Since all of Open Arms’ clients qualify for TennCare, it’s the TennCare cut that most worries Charles Schnell, executive director for the Brentwood-based provider’s Knoxville-area operations.

“We’ve taken cuts, we’ve taken cuts, and we’ve taken cuts,” Schnell said. “We’ve worked with these cuts, we’ve talked with legislators … but the cuts keep coming. At this point, another cut is devastating.”

In Knoxville, Open Arms serves 64 people and has about a dozen more on a waiting list. Schnell said the 4 percent cut would translate to about $350,000 for Open Arms.

In previous years, Open Arms cut administrative costs and quality control, Schnell said. It hasn’t increased its food budget in five years.

“The only thing left is direct-care staff, if we’re going to make any more cuts,” he said. “It’s a really hard pill to swallow.”

Without intermediate care facilities, Open Arms’ clients would need nursing-home care, a more expensive proposition for the state, Schnell said. But it would also cost the clients quality of life.

Carolyn Abel Lewis’s 35-year-old daughter, Katie, is severely mentally disabled and needs supervision to keep her safe. Katie Abel has lived in an Open Arms group home for more than 16 years and attends day services at its Ball Road center, where she has classes in art, music and daily living skills and gets physical and occupational therapy.

To reduce those services “would force someone like my child into a nursing home,” Lewis said. “She would just simply exist there.
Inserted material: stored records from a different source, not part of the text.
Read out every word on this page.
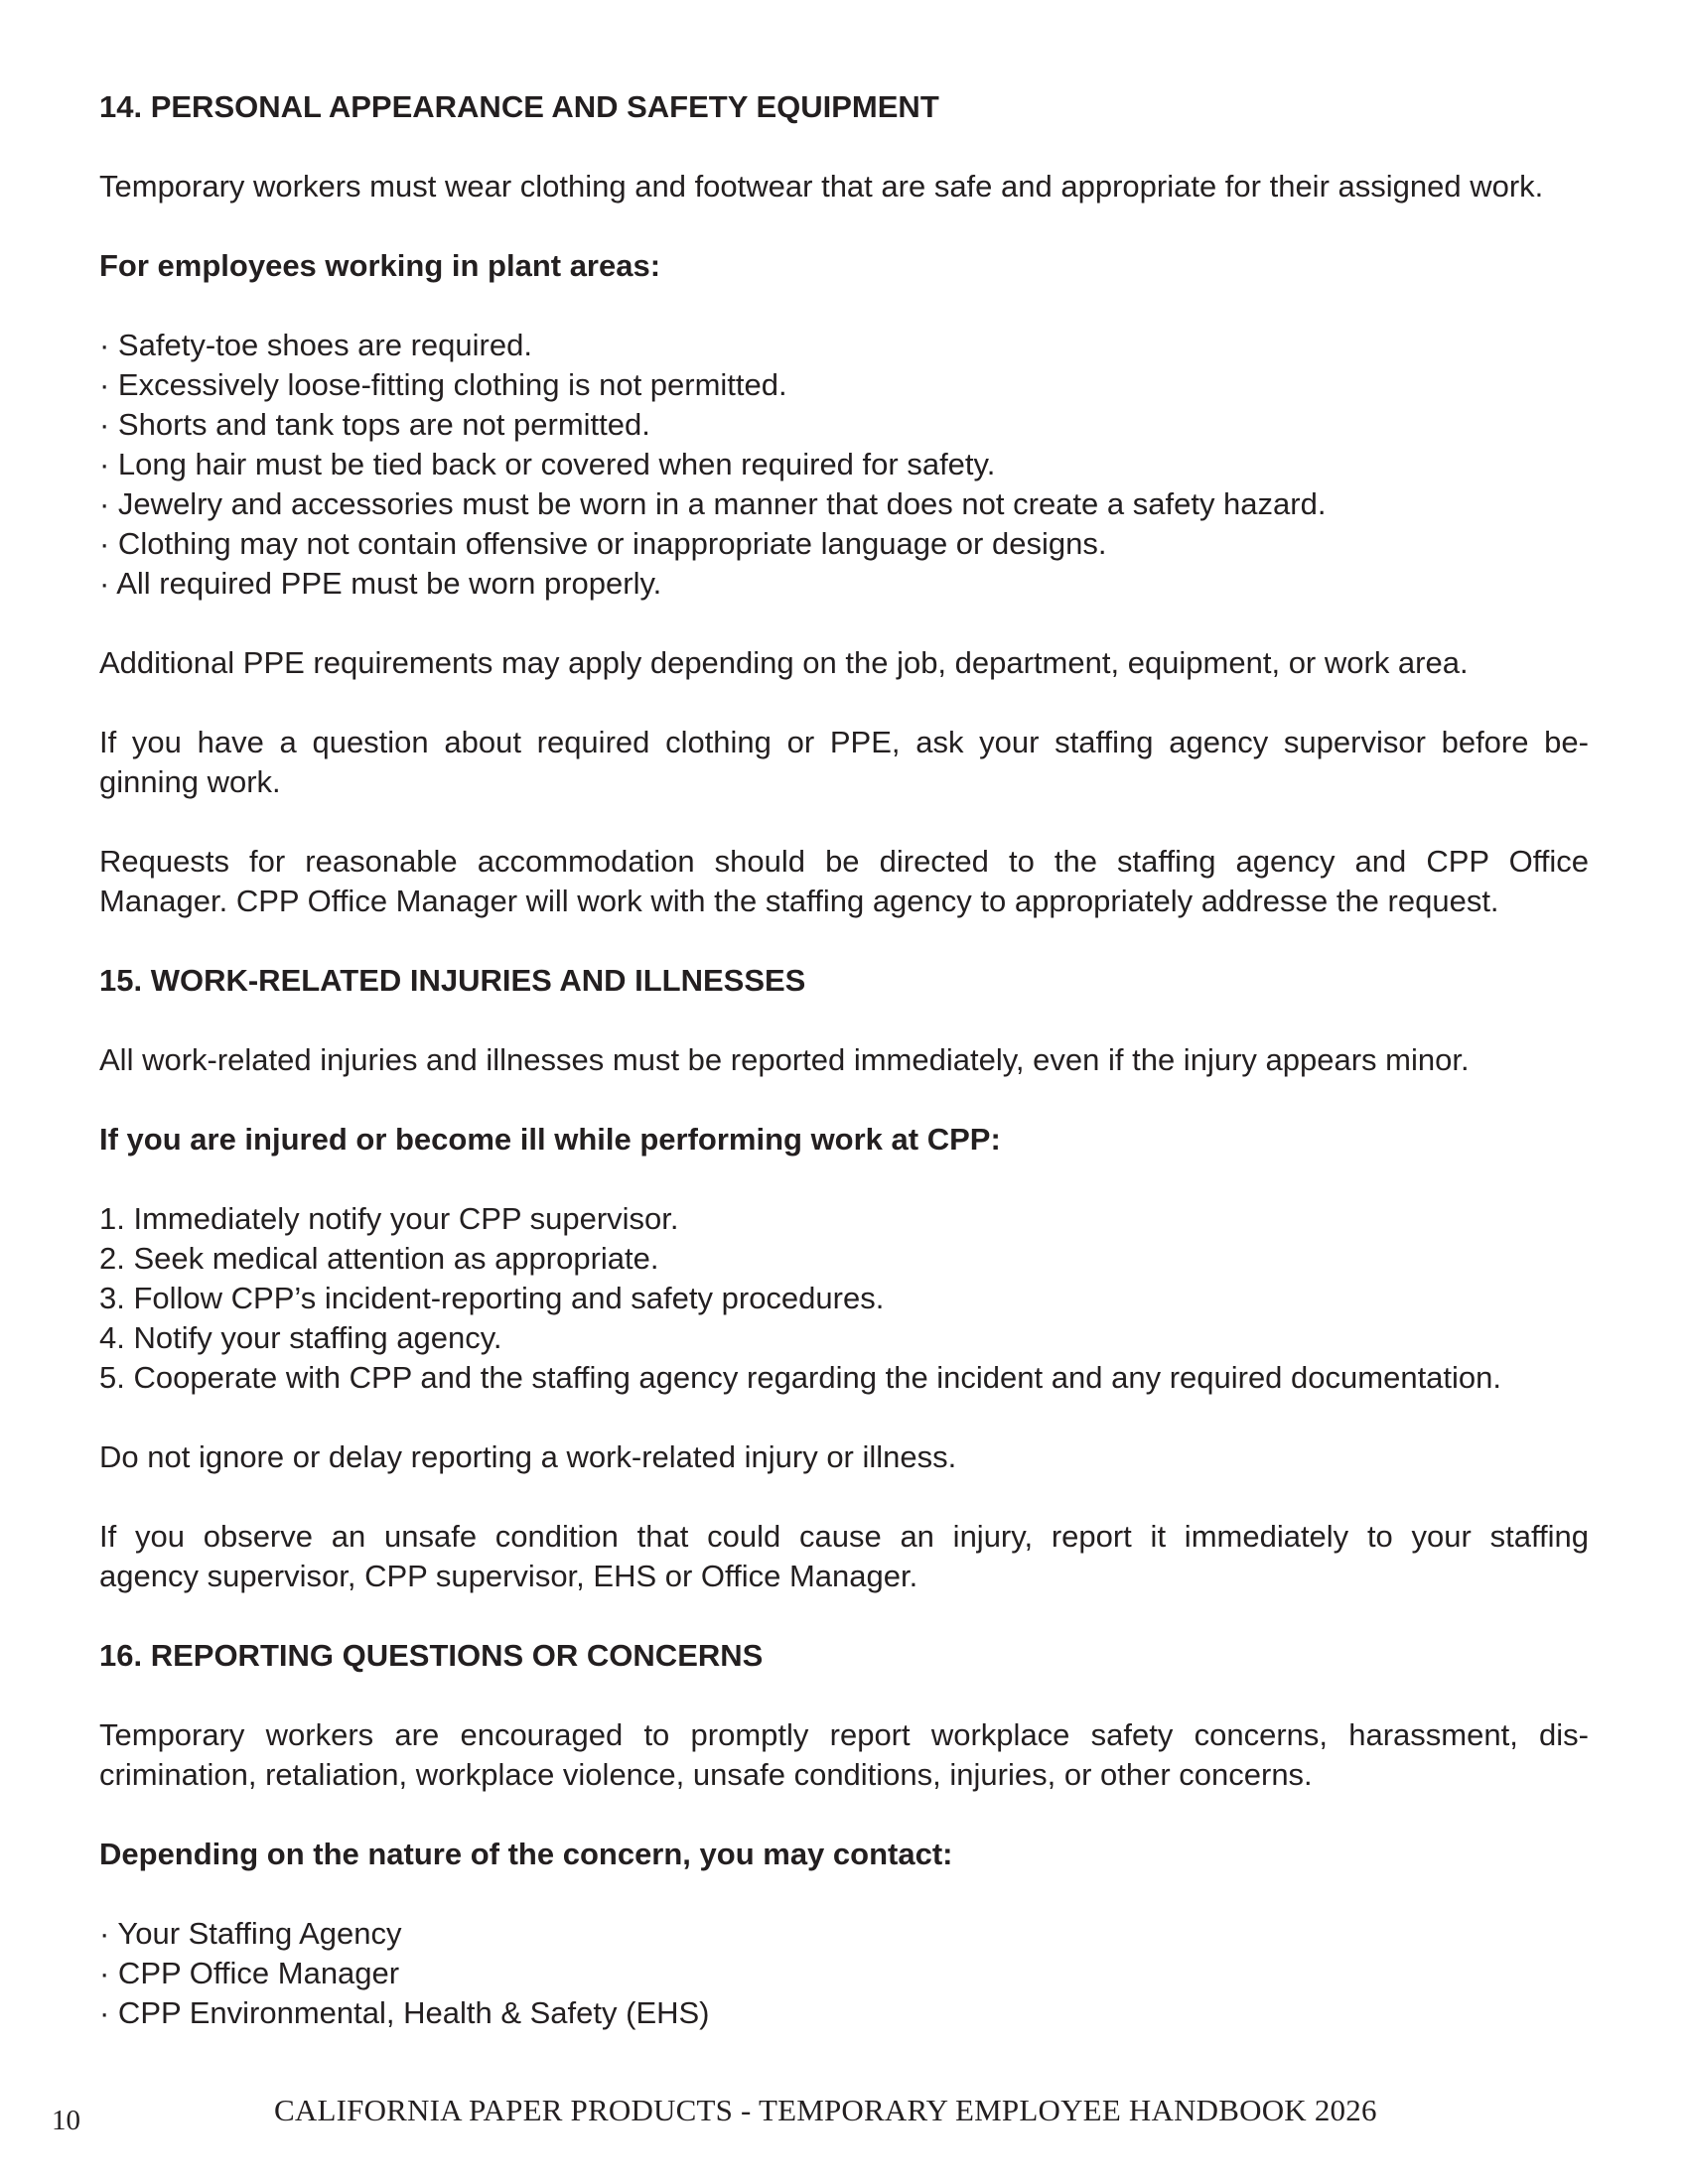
14. PERSONAL APPEARANCE AND SAFETY EQUIPMENT

Temporary workers must wear clothing and footwear that are safe and appropriate for their assigned work.

For employees working in plant areas:
· Safety-toe shoes are required.
· Excessively loose-fitting clothing is not permitted.
· Shorts and tank tops are not permitted.
· Long hair must be tied back or covered when required for safety.
· Jewelry and accessories must be worn in a manner that does not create a safety hazard.
· Clothing may not contain offensive or inappropriate language or designs.
· All required PPE must be worn properly.
Additional PPE requirements may apply depending on the job, department, equipment, or work area.

If you have a question about required clothing or PPE, ask your staffing agency supervisor before be-

ginning work.

Requests for reasonable accommodation should be directed to the staffing agency and CPP Office

Manager. CPP Office Manager will work with the staffing agency to appropriately addresse the request.
15. WORK-RELATED INJURIES AND ILLNESSES
All work-related injuries and illnesses must be reported immediately, even if the injury appears minor.
If you are injured or become ill while performing work at CPP:
1. Immediately notify your CPP supervisor.
2. Seek medical attention as appropriate.
3. Follow CPP’s incident-reporting and safety procedures.
4. Notify your staffing agency.
5. Cooperate with CPP and the staffing agency regarding the incident and any required documentation.
Do not ignore or delay reporting a work-related injury or illness.

If you observe an unsafe condition that could cause an injury, report it immediately to your staffing

agency supervisor, CPP supervisor, EHS or Office Manager.
16. REPORTING QUESTIONS OR CONCERNS

Temporary workers are encouraged to promptly report workplace safety concerns, harassment, dis-

crimination, retaliation, workplace violence, unsafe conditions, injuries, or other concerns.
Depending on the nature of the concern, you may contact:
· Your Staffing Agency
· CPP Office Manager
· CPP Environmental, Health & Safety (EHS)
10	CALIFORNIA PAPER PRODUCTS - TEMPORARY EMPLOYEE HANDBOOK 2026
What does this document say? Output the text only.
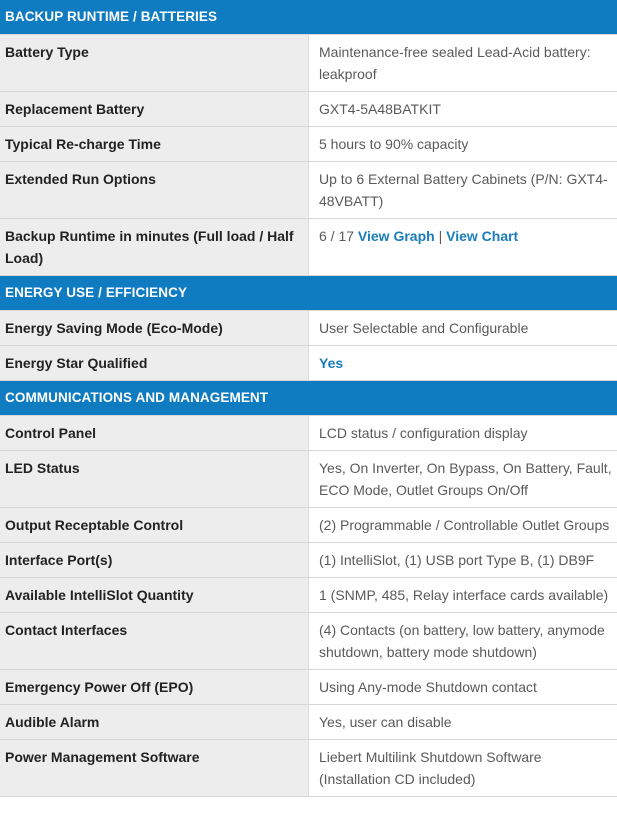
BACKUP RUNTIME / BATTERIES	
Battery Type	Maintenance-free sealed Lead-Acid battery: leakproof
Replacement Battery	GXT4-5A48BATKIT
Typical Re-charge Time	5 hours to 90% capacity
Extended Run Options	Up to 6 External Battery Cabinets (P/N: GXT4-48VBATT)
Backup Runtime in minutes (Full load / Half Load)	6 / 17 View Graph | View Chart
ENERGY USE / EFFICIENCY	
Energy Saving Mode (Eco-Mode)	User Selectable and Configurable
Energy Star Qualified	Yes
COMMUNICATIONS AND MANAGEMENT	
Control Panel	LCD status / configuration display
LED Status	Yes, On Inverter, On Bypass, On Battery, Fault, ECO Mode, Outlet Groups On/Off
Output Receptable Control	(2) Programmable / Controllable Outlet Groups
Interface Port(s)	(1) IntelliSlot, (1) USB port Type B, (1) DB9F
Available IntelliSlot Quantity	1 (SNMP, 485, Relay interface cards available)
Contact Interfaces	(4) Contacts (on battery, low battery, anymode shutdown, battery mode shutdown)
Emergency Power Off (EPO)	Using Any-mode Shutdown contact
Audible Alarm	Yes, user can disable
Power Management Software	Liebert Multilink Shutdown Software (Installation CD included)
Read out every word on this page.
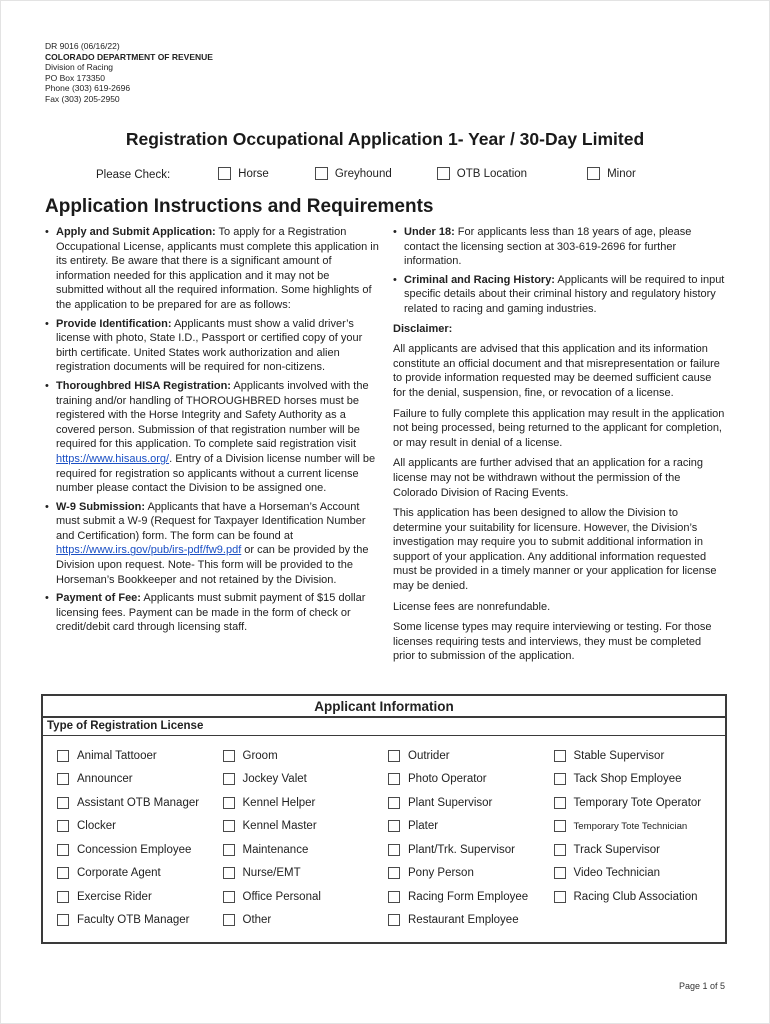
DR 9016 (06/16/22)
COLORADO DEPARTMENT OF REVENUE
Division of Racing
PO Box 173350
Phone (303) 619-2696
Fax (303) 205-2950
Registration Occupational Application 1- Year / 30-Day Limited
Please Check:	Horse	Greyhound	OTB Location	Minor
Application Instructions and Requirements
• Apply and Submit Application: To apply for a Registration Occupational License, applicants must complete this application in its entirety. Be aware that there is a significant amount of information needed for this application and it may not be submitted without all the required information. Some highlights of the application to be prepared for are as follows:
• Provide Identification: Applicants must show a valid driver’s license with photo, State I.D., Passport or certified copy of your birth certificate. United States work authorization and alien registration documents will be required for non-citizens.
• Thoroughbred HISA Registration: Applicants involved with the training and/or handling of THOROUGHBRED horses must be registered with the Horse Integrity and Safety Authority as a covered person. Submission of that registration number will be required for this application. To complete said registration visit https://www.hisaus.org/. Entry of a Division license number will be required for registration so applicants without a current license number please contact the Division to be assigned one.
• W-9 Submission: Applicants that have a Horseman’s Account must submit a W-9 (Request for Taxpayer Identification Number and Certification) form. The form can be found at https://www.irs.gov/pub/irs-pdf/fw9.pdf or can be provided by the Division upon request. Note- This form will be provided to the Horseman’s Bookkeeper and not retained by the Division.
• Payment of Fee: Applicants must submit payment of $15 dollar licensing fees. Payment can be made in the form of check or credit/debit card through licensing staff.
• Under 18: For applicants less than 18 years of age, please contact the licensing section at 303-619-2696 for further information.
• Criminal and Racing History: Applicants will be required to input specific details about their criminal history and regulatory history related to racing and gaming industries.
Disclaimer:
All applicants are advised that this application and its information constitute an official document and that misrepresentation or failure to provide information requested may be deemed sufficient cause for the denial, suspension, fine, or revocation of a license.
Failure to fully complete this application may result in the application not being processed, being returned to the applicant for completion, or may result in denial of a license.
All applicants are further advised that an application for a racing license may not be withdrawn without the permission of the Colorado Division of Racing Events.
This application has been designed to allow the Division to determine your suitability for licensure. However, the Division’s investigation may require you to submit additional information in support of your application. Any additional information requested must be provided in a timely manner or your application for license may be denied.
License fees are nonrefundable.
Some license types may require interviewing or testing. For those licenses requiring tests and interviews, they must be completed prior to submission of the application.
Applicant Information
Type of Registration License
Animal Tattooer
Announcer
Assistant OTB Manager
Clocker
Concession Employee
Corporate Agent
Exercise Rider
Faculty OTB Manager
Groom
Jockey Valet
Kennel Helper
Kennel Master
Maintenance
Nurse/EMT
Office Personal
Other
Outrider
Photo Operator
Plant Supervisor
Plater
Plant/Trk. Supervisor
Pony Person
Racing Form Employee
Restaurant Employee
Stable Supervisor
Tack Shop Employee
Temporary Tote Operator
Temporary Tote Technician
Track Supervisor
Video Technician
Racing Club Association
Page 1 of 5
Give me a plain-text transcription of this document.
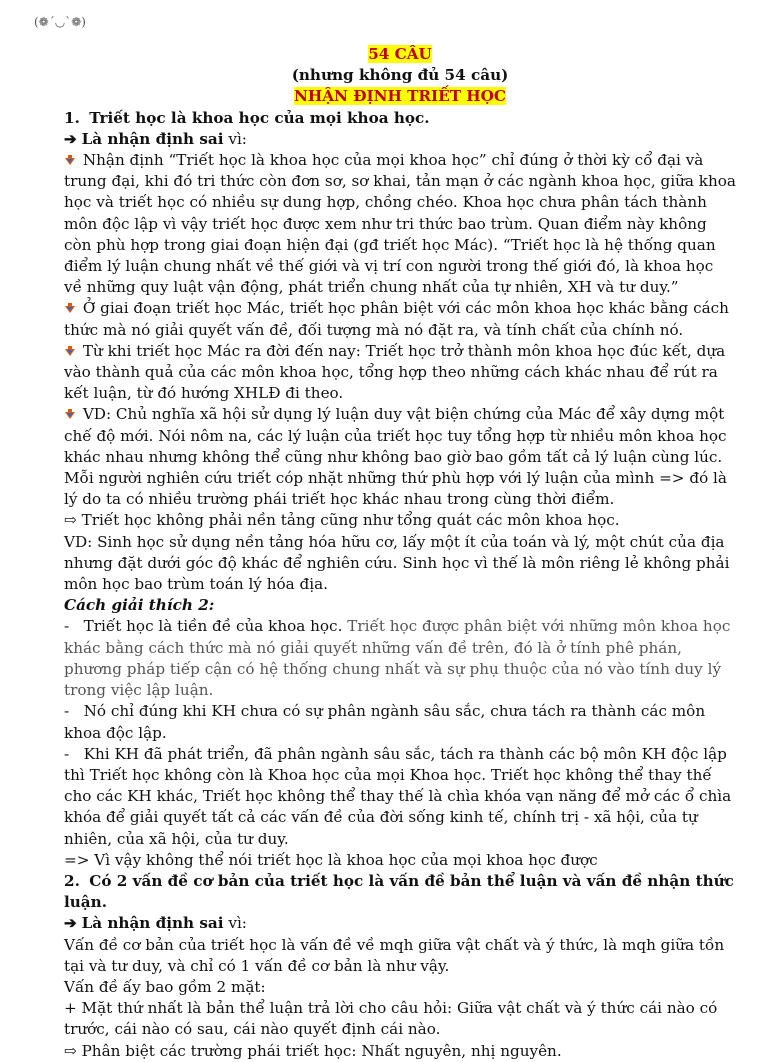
(❁´◡`❁)

54 CÂU

(nhưng không đủ 54 câu)

NHẬN ĐỊNH TRIẾT HỌC

1. Triết học là khoa học của mọi khoa học.

➔ Là nhận định sai vì:

Nhận định “Triết học là khoa học của mọi khoa học” chỉ đúng ở thời kỳ cổ đại và trung đại, khi đó tri thức còn đơn sơ, sơ khai, tản mạn ở các ngành khoa học, giữa khoa học và triết học có nhiều sự dung hợp, chồng chéo. Khoa học chưa phân tách thành môn độc lập vì vậy triết học được xem như tri thức bao trùm. Quan điểm này không còn phù hợp trong giai đoạn hiện đại (gđ triết học Mác). “Triết học là hệ thống quan điểm lý luận chung nhất về thế giới và vị trí con người trong thế giới đó, là khoa học về những quy luật vận động, phát triển chung nhất của tự nhiên, XH và tư duy.”

Ở giai đoạn triết học Mác, triết học phân biệt với các môn khoa học khác bằng cách thức mà nó giải quyết vấn đề, đối tượng mà nó đặt ra, và tính chất của chính nó.

Từ khi triết học Mác ra đời đến nay: Triết học trở thành môn khoa học đúc kết, dựa vào thành quả của các môn khoa học, tổng hợp theo những cách khác nhau để rút ra kết luận, từ đó hướng XHLĐ đi theo.

VD: Chủ nghĩa xã hội sử dụng lý luận duy vật biện chứng của Mác để xây dựng một chế độ mới. Nói nôm na, các lý luận của triết học tuy tổng hợp từ nhiều môn khoa học khác nhau nhưng không thể cũng như không bao giờ bao gồm tất cả lý luận cùng lúc. Mỗi người nghiên cứu triết cóp nhặt những thứ phù hợp với lý luận của mình => đó là lý do ta có nhiều trường phái triết học khác nhau trong cùng thời điểm.

⇨ Triết học không phải nền tảng cũng như tổng quát các môn khoa học.

VD: Sinh học sử dụng nền tảng hóa hữu cơ, lấy một ít của toán và lý, một chút của địa nhưng đặt dưới góc độ khác để nghiên cứu. Sinh học vì thế là môn riêng lẻ không phải môn học bao trùm toán lý hóa địa.

Cách giải thích 2:

- Triết học là tiền đề của khoa học. Triết học được phân biệt với những môn khoa học khác bằng cách thức mà nó giải quyết những vấn đề trên, đó là ở tính phê phán, phương pháp tiếp cận có hệ thống chung nhất và sự phụ thuộc của nó vào tính duy lý trong việc lập luận.

- Nó chỉ đúng khi KH chưa có sự phân ngành sâu sắc, chưa tách ra thành các môn khoa độc lập.

- Khi KH đã phát triển, đã phân ngành sâu sắc, tách ra thành các bộ môn KH độc lập thì Triết học không còn là Khoa học của mọi Khoa học. Triết học không thể thay thế cho các KH khác, Triết học không thể thay thế là chìa khóa vạn năng để mở các ổ chìa khóa để giải quyết tất cả các vấn đề của đời sống kinh tế, chính trị - xã hội, của tự nhiên, của xã hội, của tư duy.

=> Vì vậy không thể nói triết học là khoa học của mọi khoa học được

2. Có 2 vấn đề cơ bản của triết học là vấn đề bản thể luận và vấn đề nhận thức luận.

➔ Là nhận định sai vì:

Vấn đề cơ bản của triết học là vấn đề về mqh giữa vật chất và ý thức, là mqh giữa tồn tại và tư duy, và chỉ có 1 vấn đề cơ bản là như vậy.

Vấn đề ấy bao gồm 2 mặt:

+ Mặt thứ nhất là bản thể luận trả lời cho câu hỏi: Giữa vật chất và ý thức cái nào có trước, cái nào có sau, cái nào quyết định cái nào.

⇨ Phân biệt các trường phái triết học: Nhất nguyên, nhị nguyên.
Here, they specifically tailor programs to her needs.”

Abel’s father is deceased, and Lewis works. She wanted her daughter firmly settled where she could have good medical care and quality of life as both of them age.

“I expect, and I hope and pray, that my daughter is going to outlive me,” Lewis said. “When I go, who is going to take care of my daughter — not just the services she needs for health and safety, but to give her a purposeful life?”

Both DIDD and TennCare cuts would affect Kingston’s Michael Dunn Center, said its president, Mike McElhinney. Michael Dunn provides housing, day services and a workshop to some 400 children and adults.

“Our administrative staff has been cut to bare bones,” he said. “We would have to cut wages to employees, or hours employees are working.”

Haslam hasn’t yet finalized his budget, and it’s likely at least some of the cuts ultimately won’t be as drastic as recommended. But McElhinney said DIDD has not given providers a rate increase since 2006, and the proposed 2.75 percent cut would negate the last two increases — totaling 1.9 percent — they did get.

About 8,000 intellectually and developmentally disabled Tennesseans get services through the state. Some 7,200 more are on a waiting list.

“These are devastating cuts for people with developmental disabilities,” Schnell said. “On top of the cuts or reductions we’ve already faced over the years, there’s no way the quality of services cannot be affected if we implement these further cuts.”

Bacon said her daughter is “locked in a bad body, and she’s very aware. … They see beyond the trach and the oxygen. They see the person.

“This is your best value, if you care about Page’s life.”